I’ve been trying to put my finger on why the things going on in the US (and the rest of the world) disturb me so much at the moment, to point that I’ve been weaving in and out of depression. I think it’s that I grew up believing that this philosophy was, well, a bit “sacred and undeniable”: that all men were created “equal and independent”. So where does that make it okay to deport people without even correctly identifying them through due process? So all men are equal, but some men are more equal than others…(and for those of you who didn’t, as I did, spend a full year of their lives reading analysis essays about George Orwell’s Animal Farm because it was one of the selected texts for the Cambridge First Certificate, that’s where I’ve paraphrased that from.)
I mean, Jefferson’s idea was a really good one, and most of the people who grew up in the US believed in that. It made us feel like we were “one of the good guys” (and yes, I know, there are literally thousands of examples where the US was not one of the “good guys” but those examples felt like perversions, or maybe Cold War necessities of that time and context, and the US was mostly pretty carefully covering its tracks. If they were propping up South American or African dictators in the “war” against “communism”, it wasn’t like most that was being heralded in the evening news. Which was just the news, then.

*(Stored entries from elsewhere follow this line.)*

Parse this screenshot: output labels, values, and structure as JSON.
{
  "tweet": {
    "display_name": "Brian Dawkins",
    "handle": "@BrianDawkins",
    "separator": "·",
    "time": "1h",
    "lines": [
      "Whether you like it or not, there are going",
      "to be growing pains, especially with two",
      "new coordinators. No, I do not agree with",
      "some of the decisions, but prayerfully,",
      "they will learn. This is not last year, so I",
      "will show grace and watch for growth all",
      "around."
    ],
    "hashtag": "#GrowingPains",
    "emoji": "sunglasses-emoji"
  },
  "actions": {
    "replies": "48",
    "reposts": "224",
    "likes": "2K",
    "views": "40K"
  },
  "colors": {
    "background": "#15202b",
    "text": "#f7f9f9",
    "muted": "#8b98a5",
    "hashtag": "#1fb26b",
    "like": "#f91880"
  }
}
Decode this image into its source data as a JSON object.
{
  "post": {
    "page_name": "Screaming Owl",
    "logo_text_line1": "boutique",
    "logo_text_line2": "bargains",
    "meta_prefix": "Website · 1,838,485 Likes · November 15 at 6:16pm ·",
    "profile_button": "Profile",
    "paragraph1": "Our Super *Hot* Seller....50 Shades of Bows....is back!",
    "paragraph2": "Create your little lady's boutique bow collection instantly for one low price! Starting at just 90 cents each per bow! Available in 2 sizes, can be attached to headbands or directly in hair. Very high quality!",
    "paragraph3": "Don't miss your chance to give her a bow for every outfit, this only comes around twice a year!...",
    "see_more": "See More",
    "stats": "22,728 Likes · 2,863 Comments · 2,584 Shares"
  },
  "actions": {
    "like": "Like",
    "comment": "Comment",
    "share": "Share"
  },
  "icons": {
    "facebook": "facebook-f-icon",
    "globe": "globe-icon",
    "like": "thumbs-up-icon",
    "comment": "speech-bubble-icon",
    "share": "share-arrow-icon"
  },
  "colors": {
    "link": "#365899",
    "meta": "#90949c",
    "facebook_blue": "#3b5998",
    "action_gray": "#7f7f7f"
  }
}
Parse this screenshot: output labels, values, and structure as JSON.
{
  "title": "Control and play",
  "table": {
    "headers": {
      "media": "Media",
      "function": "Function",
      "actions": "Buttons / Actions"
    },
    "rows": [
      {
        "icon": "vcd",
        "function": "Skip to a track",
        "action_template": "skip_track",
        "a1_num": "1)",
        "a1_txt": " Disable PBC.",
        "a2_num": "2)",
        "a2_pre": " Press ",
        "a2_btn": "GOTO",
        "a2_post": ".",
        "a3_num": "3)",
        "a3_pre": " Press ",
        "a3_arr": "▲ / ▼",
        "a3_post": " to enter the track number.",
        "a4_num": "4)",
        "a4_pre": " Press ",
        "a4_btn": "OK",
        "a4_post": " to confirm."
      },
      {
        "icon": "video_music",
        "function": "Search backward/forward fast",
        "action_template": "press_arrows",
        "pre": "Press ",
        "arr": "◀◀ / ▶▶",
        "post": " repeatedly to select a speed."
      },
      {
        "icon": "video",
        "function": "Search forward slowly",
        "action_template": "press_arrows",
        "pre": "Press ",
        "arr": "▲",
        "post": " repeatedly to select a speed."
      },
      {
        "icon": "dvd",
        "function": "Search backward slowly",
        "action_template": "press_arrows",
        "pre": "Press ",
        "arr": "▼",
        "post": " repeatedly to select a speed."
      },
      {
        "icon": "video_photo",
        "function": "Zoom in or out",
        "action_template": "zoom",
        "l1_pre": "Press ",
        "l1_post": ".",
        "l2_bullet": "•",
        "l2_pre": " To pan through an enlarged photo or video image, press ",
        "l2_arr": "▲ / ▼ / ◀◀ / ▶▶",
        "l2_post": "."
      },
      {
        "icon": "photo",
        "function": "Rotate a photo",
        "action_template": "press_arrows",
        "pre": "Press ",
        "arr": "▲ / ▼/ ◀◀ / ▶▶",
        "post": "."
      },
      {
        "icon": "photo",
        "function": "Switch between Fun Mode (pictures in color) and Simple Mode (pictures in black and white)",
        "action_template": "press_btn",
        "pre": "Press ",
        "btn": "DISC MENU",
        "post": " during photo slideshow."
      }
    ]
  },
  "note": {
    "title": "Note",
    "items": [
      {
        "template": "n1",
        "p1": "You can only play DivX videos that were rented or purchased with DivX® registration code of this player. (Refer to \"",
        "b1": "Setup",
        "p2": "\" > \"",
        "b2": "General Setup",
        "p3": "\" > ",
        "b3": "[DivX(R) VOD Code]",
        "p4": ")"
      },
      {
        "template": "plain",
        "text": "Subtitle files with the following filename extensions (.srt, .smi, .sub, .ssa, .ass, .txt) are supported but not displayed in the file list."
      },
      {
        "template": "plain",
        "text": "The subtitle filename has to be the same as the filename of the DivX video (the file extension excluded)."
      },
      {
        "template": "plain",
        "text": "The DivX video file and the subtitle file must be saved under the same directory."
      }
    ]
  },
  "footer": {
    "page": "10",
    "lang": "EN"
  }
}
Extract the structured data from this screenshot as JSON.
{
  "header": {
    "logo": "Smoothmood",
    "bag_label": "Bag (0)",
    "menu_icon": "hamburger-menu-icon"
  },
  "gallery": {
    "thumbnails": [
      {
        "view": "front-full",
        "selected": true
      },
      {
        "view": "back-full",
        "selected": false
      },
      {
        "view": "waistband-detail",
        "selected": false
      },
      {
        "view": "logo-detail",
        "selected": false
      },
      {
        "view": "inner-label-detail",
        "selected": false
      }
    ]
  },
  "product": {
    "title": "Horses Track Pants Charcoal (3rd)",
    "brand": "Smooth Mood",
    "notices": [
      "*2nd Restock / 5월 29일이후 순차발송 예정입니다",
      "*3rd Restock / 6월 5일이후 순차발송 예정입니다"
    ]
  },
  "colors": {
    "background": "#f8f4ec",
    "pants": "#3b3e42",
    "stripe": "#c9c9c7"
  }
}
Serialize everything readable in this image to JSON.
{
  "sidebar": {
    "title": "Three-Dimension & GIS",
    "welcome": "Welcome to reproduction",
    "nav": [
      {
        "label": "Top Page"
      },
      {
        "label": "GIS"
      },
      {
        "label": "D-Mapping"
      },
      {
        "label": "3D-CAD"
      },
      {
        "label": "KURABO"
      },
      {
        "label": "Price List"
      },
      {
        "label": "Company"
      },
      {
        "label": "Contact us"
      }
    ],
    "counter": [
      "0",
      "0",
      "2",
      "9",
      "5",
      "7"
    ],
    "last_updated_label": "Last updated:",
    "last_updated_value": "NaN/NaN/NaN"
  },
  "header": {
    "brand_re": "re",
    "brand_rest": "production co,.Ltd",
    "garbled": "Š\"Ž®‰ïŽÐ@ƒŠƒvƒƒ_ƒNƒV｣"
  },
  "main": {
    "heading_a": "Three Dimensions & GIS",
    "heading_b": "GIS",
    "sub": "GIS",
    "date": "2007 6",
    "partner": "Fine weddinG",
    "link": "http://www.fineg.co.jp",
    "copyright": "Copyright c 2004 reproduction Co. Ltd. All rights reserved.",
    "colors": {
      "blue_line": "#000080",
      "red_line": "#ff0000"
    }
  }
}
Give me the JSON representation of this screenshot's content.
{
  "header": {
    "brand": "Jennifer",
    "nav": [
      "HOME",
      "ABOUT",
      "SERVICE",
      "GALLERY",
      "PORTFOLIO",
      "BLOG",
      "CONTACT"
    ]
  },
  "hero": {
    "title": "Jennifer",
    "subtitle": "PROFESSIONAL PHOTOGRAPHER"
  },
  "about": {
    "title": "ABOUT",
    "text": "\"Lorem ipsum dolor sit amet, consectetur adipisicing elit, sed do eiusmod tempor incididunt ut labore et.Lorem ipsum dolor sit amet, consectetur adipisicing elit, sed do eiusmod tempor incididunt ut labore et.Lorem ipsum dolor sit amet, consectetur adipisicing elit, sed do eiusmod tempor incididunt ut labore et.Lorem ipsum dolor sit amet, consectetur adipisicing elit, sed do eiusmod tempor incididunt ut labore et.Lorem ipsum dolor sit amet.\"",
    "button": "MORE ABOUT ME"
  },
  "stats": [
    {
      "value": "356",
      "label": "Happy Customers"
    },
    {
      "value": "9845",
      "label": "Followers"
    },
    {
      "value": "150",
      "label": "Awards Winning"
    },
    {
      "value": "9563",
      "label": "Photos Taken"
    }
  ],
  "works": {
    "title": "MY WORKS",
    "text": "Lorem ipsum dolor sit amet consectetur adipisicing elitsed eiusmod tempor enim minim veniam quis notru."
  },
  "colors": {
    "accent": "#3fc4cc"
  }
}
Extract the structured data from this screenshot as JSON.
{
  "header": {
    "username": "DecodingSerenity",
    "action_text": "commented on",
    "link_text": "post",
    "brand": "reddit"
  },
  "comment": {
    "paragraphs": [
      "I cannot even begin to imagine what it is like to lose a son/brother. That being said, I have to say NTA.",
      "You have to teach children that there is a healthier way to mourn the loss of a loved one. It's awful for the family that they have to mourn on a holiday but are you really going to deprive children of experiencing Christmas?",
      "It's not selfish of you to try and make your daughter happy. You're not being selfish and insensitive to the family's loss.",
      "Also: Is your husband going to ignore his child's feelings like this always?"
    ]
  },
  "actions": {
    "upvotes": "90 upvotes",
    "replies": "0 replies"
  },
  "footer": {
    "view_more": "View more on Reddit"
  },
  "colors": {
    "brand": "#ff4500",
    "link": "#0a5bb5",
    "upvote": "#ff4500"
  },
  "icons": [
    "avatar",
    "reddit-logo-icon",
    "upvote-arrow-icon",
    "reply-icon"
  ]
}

Which is maybe one of the reasons why many people don’t trust the news today, because that sort of stuff should have been talked about at the time. There were cover ups. And the people who were writing about it made really bad choices in fonts.)
And now for the switcheroo, changing “property” for “the pursuit of happiness”. These things seem so not synonymous, but it depends on where you put your emphasis. “Property” is the having of things, and “the pursuit of happiness” might just be….the pursuing of having things. Americans were maybe never intended, according to this phrase, to become the “haves” among the “have nots” of the world. They were intended to pursue their “having” and maybe never attain it.
This is obviously not a recipe for happiness, but it is a recipe to understand the way that many Americans equate “having stuff” with being happy. (If I could just buy that thing, have that kitchen, live in that house, buy that car, I will be happy). Many of the previous episodes of Philosophize This! talk about how this was not believed to be a long term foundation for real happiness among a whole slew of philosophers, and not just the eastern ones.
So what is happiness? For me, it’s having the capacity and leisure to learn about things. And being with Foro, of course. Never forget to be silly, and to laugh at yourself first and foremost.